Können Sie in wenigen Sätzen darlegen, welcher Auftrag Renovabis bei seiner Gründung von den Bischöfen und katholischen Laien mitgegeben wurde – und was ist für Sie als eine persönliche Bilanz besonders wichtig?

Renovabis – der Name war nicht gleich von Anfang an gefunden, sondern bot sich an, je mehr über die Tiefe und Spannweite des Auftrags reflektiert wurde. Dessen Dimensionen finden sich im Statut von Renovabis wieder: Wiederherstellung der missachteten Würde der menschlichen Person als Fundament der Gesellschaft, Heilung der Wunden, Gerechtigkeit, die künftigen Frieden verbürgt, grenzüberschreitende Solidarität – welche Vermessenheit wäre es gewesen, diese Erwartungen allein auf menschliche Schultern zu laden und nicht von der neu schaffenden Kraft Gottes zu erhoffen.

Renovabis will unsere Nachbarn in Europa und uns selbst in dieser Hoffnung stark erhalten. Erneuerung kann nur in den Herzen der Menschen beginnen. Nur dort kann auch der versöhnende und stärkende Dienst der Kirche seinen Ausgang nehmen. Es war mir immer besonders wichtig, dass über dem Wirken von Renovabis der Satz steht, nach dem „der Mensch der erste und grundlegende Weg der Kirche ist“ (Johannes Paul II., Redemptor hominis, 14). Alle einzelnen Hilfsaktionen und Projekte in ihrer ganzen Vielfalt in Pastoral und Diakonie, in Verkündigung und Liturgie, im Einsatz für Gerechtigkeit, Frieden und für eine menschenwürdige Gesellschaft müssen diesem Satz standhalten können.

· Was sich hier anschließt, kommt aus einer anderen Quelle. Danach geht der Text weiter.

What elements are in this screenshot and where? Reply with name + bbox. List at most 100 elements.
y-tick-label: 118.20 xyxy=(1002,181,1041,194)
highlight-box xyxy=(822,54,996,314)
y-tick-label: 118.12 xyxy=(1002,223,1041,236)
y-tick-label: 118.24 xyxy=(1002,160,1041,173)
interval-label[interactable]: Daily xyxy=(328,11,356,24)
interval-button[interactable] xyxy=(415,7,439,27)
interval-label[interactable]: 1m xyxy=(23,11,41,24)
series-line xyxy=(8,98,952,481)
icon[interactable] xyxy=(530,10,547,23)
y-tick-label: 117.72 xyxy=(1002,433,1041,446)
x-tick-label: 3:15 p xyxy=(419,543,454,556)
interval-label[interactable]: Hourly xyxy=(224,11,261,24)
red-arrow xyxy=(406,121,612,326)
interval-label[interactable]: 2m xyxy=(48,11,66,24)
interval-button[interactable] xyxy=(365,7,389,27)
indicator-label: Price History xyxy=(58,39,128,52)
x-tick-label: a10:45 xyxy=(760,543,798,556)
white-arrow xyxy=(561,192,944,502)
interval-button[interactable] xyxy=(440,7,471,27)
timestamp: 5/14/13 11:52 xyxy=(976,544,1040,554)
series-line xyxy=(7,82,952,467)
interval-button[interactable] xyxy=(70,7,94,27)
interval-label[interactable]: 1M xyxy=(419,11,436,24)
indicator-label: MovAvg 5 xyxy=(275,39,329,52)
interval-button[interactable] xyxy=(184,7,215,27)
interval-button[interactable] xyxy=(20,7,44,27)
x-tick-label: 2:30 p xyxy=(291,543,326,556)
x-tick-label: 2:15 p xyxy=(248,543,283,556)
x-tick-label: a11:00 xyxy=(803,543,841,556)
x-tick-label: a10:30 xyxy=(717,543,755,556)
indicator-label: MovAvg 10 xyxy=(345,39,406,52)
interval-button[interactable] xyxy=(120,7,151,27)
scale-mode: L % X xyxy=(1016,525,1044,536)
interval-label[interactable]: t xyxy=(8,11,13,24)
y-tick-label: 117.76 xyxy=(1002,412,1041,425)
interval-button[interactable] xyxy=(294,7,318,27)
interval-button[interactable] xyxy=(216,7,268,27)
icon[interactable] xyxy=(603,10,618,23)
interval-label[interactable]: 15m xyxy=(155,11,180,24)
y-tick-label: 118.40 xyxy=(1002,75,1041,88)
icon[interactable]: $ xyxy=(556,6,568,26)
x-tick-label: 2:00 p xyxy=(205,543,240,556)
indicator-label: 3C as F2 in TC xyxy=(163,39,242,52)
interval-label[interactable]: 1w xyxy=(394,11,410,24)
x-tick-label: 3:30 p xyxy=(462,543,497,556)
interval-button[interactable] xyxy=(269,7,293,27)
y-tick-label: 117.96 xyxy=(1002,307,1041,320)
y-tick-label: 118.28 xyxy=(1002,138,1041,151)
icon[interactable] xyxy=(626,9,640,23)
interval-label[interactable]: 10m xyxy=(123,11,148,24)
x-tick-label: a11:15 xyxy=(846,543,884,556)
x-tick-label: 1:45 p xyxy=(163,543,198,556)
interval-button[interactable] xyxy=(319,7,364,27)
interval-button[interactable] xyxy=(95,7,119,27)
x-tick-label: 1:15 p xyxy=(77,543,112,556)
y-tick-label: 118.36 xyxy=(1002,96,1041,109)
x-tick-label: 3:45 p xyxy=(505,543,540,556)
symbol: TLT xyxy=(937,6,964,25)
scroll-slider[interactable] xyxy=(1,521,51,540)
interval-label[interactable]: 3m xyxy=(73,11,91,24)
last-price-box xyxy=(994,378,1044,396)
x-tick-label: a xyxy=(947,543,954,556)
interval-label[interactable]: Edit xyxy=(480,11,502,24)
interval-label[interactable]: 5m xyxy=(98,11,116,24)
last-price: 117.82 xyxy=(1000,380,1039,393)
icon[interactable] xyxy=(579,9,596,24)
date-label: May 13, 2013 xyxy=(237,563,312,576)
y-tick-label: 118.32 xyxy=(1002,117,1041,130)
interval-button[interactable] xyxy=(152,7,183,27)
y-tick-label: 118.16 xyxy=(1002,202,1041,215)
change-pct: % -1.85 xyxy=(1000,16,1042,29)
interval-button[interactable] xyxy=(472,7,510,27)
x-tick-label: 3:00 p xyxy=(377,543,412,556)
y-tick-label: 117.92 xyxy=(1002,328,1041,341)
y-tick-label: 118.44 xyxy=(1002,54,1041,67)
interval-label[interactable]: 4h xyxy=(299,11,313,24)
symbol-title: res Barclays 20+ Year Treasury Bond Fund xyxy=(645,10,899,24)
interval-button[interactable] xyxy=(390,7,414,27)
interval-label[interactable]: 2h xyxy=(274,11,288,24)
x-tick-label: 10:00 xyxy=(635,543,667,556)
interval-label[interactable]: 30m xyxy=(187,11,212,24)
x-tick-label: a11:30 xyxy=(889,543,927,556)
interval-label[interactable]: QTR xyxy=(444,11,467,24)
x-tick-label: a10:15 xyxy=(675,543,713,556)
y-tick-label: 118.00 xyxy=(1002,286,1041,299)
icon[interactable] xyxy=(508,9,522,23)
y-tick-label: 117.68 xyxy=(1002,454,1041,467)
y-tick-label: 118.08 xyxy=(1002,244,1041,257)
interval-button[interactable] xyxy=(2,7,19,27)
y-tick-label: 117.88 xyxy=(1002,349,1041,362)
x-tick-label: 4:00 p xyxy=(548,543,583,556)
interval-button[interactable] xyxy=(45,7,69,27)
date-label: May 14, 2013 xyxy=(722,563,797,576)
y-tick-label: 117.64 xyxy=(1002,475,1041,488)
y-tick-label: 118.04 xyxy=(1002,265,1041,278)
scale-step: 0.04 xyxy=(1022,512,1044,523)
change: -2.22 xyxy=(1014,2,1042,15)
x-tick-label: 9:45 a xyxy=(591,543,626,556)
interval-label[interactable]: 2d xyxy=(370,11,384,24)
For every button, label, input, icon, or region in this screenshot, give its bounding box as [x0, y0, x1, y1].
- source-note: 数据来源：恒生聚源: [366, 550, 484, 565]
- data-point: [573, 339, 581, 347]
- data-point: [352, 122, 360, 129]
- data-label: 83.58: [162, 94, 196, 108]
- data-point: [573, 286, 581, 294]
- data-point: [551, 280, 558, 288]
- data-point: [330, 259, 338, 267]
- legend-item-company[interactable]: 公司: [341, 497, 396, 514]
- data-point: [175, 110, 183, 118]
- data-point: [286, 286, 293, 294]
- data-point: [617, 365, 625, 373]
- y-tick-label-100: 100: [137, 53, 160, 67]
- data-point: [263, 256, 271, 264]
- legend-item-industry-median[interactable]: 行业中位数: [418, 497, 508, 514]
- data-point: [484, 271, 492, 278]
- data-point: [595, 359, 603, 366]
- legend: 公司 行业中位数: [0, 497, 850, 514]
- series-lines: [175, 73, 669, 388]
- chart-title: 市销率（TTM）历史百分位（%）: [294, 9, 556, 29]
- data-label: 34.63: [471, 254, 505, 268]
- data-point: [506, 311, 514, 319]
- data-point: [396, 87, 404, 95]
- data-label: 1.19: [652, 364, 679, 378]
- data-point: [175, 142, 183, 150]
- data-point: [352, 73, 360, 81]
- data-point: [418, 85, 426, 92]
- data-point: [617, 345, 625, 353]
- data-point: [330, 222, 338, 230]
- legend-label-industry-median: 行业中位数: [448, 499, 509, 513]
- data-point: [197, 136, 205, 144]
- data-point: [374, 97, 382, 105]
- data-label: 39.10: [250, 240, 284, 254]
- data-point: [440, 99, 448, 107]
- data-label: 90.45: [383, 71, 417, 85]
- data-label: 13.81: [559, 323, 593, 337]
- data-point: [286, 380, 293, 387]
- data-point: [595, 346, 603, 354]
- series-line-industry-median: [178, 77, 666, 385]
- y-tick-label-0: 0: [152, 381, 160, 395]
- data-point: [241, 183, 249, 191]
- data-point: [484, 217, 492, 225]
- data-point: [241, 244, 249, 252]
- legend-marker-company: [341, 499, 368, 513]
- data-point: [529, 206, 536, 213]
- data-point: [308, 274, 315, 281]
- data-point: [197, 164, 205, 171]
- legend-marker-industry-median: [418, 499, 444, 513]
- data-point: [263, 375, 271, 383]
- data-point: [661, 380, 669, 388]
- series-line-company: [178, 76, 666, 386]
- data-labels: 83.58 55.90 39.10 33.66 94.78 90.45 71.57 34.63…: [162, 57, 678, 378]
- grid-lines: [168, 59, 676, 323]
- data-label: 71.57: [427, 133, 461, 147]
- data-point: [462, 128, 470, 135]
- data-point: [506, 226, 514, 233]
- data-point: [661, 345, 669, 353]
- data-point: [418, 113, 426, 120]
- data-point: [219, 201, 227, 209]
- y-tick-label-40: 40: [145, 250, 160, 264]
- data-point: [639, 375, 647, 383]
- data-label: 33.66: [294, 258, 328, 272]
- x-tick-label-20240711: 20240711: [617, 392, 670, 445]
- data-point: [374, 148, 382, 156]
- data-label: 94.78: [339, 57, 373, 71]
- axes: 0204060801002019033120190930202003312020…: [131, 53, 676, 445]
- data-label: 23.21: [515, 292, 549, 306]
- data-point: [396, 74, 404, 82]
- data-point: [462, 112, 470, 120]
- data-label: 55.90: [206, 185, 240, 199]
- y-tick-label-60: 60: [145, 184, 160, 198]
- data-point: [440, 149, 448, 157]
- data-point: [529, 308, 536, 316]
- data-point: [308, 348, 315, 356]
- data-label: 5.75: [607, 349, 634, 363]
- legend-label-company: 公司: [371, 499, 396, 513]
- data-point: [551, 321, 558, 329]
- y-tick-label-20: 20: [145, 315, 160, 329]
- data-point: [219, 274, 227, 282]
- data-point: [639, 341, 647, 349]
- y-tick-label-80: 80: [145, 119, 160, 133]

Der Osten und Südosten Europas ist immer noch heimgesucht von den Schrecken der Vergangenheit und gezeichnet von den Lasten der Gegenwart. Mit uns allen in einer rapiden Veränderungen unterworfenen Welt von heute empfindet er die Unsicherheiten der Zukunft. Persönlich will ich zutiefst dankbar sein, wenn dort, ermutigt durch den Dienst von Renovabis, in den Herzen der Menschen an immer mehr Orten dauerhaft Glaube, Hoffnung und Liebe erstarken, wachsen und leuchten.